Surgical Site Infection
Surgical site infections, or SSIs, are infections that occur at the site of a surgery. They can be superficial, involving only the skin, or deep which is under the skin and involving the organs or surgical implants. Signs of surgical site infections include fever, swelling, and redness. It is estimated that up to 3 percent of Americans develop surgical site infections annually. These patients are two times more likely to die as a result of their infection. Risk factors that increase the chances of surgical site infections include smoking, and shaving the surgical site with a razor. Proper hand hygiene and reporting any symptoms to a doctor immediately after onset are both ways to mitigate the risk of surgical site infections.

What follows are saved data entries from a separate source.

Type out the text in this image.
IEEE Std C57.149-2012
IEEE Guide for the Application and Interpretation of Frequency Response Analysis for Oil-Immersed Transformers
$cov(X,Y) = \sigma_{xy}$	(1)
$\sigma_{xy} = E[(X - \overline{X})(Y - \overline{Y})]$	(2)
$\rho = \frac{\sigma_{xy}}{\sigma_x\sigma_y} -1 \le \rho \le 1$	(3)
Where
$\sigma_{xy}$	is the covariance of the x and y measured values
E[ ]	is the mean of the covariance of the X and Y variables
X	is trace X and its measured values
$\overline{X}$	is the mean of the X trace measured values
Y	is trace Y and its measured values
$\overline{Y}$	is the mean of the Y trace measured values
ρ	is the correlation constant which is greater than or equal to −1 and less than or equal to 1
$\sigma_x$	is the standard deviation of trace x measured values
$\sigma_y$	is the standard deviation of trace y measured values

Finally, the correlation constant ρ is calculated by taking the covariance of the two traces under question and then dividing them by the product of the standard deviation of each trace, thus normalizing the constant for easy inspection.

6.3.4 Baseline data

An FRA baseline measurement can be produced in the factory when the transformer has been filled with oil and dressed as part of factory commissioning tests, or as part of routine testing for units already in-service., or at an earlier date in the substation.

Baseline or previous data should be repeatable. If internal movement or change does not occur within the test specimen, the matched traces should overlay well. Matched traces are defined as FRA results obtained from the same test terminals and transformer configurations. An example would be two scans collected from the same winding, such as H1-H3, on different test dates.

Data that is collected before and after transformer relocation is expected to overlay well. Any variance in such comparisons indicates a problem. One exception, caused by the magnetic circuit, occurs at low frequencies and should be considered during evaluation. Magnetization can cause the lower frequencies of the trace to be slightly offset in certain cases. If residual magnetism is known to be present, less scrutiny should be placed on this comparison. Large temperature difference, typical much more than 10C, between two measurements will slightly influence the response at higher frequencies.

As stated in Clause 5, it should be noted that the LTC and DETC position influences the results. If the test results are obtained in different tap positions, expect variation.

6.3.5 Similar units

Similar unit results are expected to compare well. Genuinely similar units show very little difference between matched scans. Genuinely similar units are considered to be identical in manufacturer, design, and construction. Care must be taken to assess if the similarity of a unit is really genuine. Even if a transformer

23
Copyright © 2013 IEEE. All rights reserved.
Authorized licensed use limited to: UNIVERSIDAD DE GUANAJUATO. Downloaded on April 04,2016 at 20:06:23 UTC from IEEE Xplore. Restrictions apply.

Hospital acquired infections are a very real risk that the average person does not usually consider upon being admitted for routine procedures. However, there are methods to reduce the chance of infection. Practicing proper hand hygiene is essential to minimizing the risk of hospital acquired infections. When hospitalized request that all doctors, nurses, and visitors wash their hands in front of you. If a friend or family member wishes to visit you but is presenting symptoms of illness tell them to stay home. While their sentiment is much appreciated, the potential spread of illness to already immuno-compromised patients is not. Most importantly, all hospitals have policies and procedures for infection control. It’s important to follow these guidelines to reduce the risk of contracting and spreading hospital acquired infections.